Indem er über den Schmerz und das Leid sprach, das das ukrainische Volk infolge des Krieges erfährt, hob der Bischof hervor, dass gerade der Glaube zur Quelle der Unbeugsamkeit geworden ist: „Inmitten dieser Aggression, inmitten dieser rücksichtslosen Gewalt, die der Feind in unser Land trägt, erheben wir unsere Hände zum Himmel und erfüllen unsere Herzen mit Gebet, um unseren Glauben zu erneuern.“
Bischof Bohdan unterstrich, dass der Feind, der beabsichtigte, die Ukraine innerhalb weniger Stunden zu vernichten, vor den Augen der ganzen Welt eine Niederlage erleidet, denn die Ukrainer bewahren das Wichtigste – den Glauben:„Denn das ist die Garantie unseres Sieges“, sagte der Prediger und verwies auf die Worte des heiligen Johannes des Evangelisten: „Und dies ist der Sieg, der die Welt besiegt hat – euer Glaube“ (1 Joh 5,4).

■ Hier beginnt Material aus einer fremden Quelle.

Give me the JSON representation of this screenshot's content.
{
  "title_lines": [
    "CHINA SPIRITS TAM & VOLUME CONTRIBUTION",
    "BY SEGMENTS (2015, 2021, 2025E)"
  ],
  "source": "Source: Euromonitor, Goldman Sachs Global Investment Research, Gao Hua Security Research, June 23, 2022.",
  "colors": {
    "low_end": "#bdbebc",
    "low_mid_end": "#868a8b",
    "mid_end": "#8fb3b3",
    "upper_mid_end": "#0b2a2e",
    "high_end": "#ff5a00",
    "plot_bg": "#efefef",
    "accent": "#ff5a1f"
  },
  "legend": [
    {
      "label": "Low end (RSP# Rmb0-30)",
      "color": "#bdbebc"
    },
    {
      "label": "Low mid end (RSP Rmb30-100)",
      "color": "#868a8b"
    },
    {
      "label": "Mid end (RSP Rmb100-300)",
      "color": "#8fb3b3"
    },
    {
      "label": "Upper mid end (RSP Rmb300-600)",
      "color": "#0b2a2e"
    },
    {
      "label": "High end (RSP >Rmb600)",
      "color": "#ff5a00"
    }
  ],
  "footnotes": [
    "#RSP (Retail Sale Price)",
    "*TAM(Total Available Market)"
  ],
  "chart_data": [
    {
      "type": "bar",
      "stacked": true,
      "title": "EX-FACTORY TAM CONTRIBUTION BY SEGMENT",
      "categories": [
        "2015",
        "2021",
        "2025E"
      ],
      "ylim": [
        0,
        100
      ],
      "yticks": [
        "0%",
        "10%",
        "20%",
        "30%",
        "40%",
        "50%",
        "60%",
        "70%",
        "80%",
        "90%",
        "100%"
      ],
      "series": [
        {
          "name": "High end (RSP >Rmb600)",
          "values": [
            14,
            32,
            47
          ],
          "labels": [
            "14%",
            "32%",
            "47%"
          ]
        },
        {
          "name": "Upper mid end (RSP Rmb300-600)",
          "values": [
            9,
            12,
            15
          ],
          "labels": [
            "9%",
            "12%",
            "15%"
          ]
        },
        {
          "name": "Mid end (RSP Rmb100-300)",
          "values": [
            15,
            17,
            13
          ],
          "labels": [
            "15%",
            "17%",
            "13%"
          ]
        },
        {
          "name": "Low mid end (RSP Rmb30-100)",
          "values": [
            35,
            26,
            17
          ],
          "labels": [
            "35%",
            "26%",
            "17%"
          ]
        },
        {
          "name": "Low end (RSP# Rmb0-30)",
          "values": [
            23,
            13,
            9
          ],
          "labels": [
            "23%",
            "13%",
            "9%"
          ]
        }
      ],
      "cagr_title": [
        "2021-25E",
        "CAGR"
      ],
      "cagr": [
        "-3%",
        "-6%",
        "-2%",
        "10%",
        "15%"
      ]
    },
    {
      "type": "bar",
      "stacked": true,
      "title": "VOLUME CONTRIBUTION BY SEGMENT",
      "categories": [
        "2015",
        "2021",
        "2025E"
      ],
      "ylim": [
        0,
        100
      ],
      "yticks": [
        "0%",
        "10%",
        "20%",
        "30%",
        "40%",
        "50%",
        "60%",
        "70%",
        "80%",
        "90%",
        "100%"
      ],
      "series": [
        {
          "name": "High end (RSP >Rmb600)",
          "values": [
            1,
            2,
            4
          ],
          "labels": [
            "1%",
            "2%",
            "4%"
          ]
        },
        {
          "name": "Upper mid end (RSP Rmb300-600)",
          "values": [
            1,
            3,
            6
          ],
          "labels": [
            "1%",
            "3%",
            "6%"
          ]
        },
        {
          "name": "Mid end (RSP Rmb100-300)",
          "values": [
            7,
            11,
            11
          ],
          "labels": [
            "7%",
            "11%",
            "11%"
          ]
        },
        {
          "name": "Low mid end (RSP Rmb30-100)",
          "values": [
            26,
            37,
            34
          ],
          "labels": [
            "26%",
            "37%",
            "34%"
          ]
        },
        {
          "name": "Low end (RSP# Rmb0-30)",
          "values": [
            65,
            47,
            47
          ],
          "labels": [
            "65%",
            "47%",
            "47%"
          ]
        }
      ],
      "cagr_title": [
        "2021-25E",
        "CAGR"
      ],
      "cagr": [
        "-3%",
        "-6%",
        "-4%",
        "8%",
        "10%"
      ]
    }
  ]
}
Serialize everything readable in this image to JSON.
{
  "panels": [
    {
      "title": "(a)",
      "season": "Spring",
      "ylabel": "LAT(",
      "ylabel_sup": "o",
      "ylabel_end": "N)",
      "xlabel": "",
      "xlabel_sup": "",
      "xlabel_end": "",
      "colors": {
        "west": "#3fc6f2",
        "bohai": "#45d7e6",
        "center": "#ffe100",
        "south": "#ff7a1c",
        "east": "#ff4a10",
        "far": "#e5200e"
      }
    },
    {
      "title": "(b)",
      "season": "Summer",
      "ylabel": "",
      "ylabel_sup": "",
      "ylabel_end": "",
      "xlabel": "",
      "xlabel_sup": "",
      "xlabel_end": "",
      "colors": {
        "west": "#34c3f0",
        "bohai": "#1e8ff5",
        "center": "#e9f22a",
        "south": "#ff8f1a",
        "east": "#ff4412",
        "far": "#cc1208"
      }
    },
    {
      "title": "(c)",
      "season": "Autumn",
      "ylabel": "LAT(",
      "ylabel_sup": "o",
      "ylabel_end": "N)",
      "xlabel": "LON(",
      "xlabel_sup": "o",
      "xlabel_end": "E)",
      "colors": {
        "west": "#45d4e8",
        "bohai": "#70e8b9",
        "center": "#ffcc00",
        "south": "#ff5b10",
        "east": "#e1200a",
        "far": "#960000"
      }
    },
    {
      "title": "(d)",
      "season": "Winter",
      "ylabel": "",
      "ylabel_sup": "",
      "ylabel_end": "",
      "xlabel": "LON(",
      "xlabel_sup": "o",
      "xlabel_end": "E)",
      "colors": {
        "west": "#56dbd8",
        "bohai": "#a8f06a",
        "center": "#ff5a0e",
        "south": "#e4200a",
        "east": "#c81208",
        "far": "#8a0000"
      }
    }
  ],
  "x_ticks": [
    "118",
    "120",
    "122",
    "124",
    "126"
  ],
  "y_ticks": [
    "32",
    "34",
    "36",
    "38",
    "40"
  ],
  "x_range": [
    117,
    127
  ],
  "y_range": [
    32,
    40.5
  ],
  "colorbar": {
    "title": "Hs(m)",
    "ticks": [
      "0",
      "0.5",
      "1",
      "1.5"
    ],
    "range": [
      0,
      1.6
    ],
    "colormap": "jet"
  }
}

In seinen Betrachtungen über das Evangeliumsgleichnis von der beharrlichen Witwe und dem ungerechten Richter (Lk 18,2–8) rief der Apostolische Exarch die Gläubigen dazu auf, sich nicht ausschließlich auf menschliche Kräfte und Institutionen zu verlassen, sondern sich vertrauensvoll und ausdauernd an Gott zu wenden: „Ihr habt eine größere Kraft und Hoffnung, denn ihr glaubt an Gott, der nicht ungerecht ist, sondern ein liebender und barmherziger Vater.“
Besondere Aufmerksamkeit widmete der Bischof dem Thema des geistlichen Kampfes und erinnerte daran, dass der wahre Feind oft näher ist, als es scheint: „Der Feind ist in unserem Leben, in unserem Haus, in unserem Herzen. Der Feind ist der Teufel, der versucht, uns zu verurteilen.“
Im Kontext der Weihnachtszeit betonte Bischof Bohdan, dass Weihnachten nicht nur eine Tradition ist, sondern die Feier des Heils, das Gott dem Menschen schenkt:„Weihnachten ist die Feier unseres Heils, das zu uns vom Himmel gekommen ist. Gott sendet uns einen Beschützer und Erlöser.“
Zum Abschluss der Predigt rief der Hierarch zu beharrlichem Gebet für die Ukraine, für das Volk und für die persönliche geistliche Erneuerung jedes Einzelnen auf: „Lasst uns vertrauensvoll und ausdauernd beten, damit diese Gabe Gottes in unserem Leben heilbringend wirke. Dann wird sich die Verheißung erfüllen: ‚Und dies ist der Sieg, der die Welt besiegt hat – euer Glaube.’“
Nach der bischöflichen Göttlichen Liturgie fand die Veranstaltung „Weihnachtliche Rozkoliada – Melodie der Einheit“ statt, an der Chöre aus benachbarten ukrainischen Gemeinden aus Köln, Kassel, Offenbach und Aachen teilnahmen, ebenso der deutsche Chor der Landesregierung von Nordrhein-Westfalen sowie der örtliche Pfarrchor. Sie erfüllten die Kirche und die Pfarrgemeinde mit der Freude des Weihnachtsliedes, des Gebets und der Hoffnung.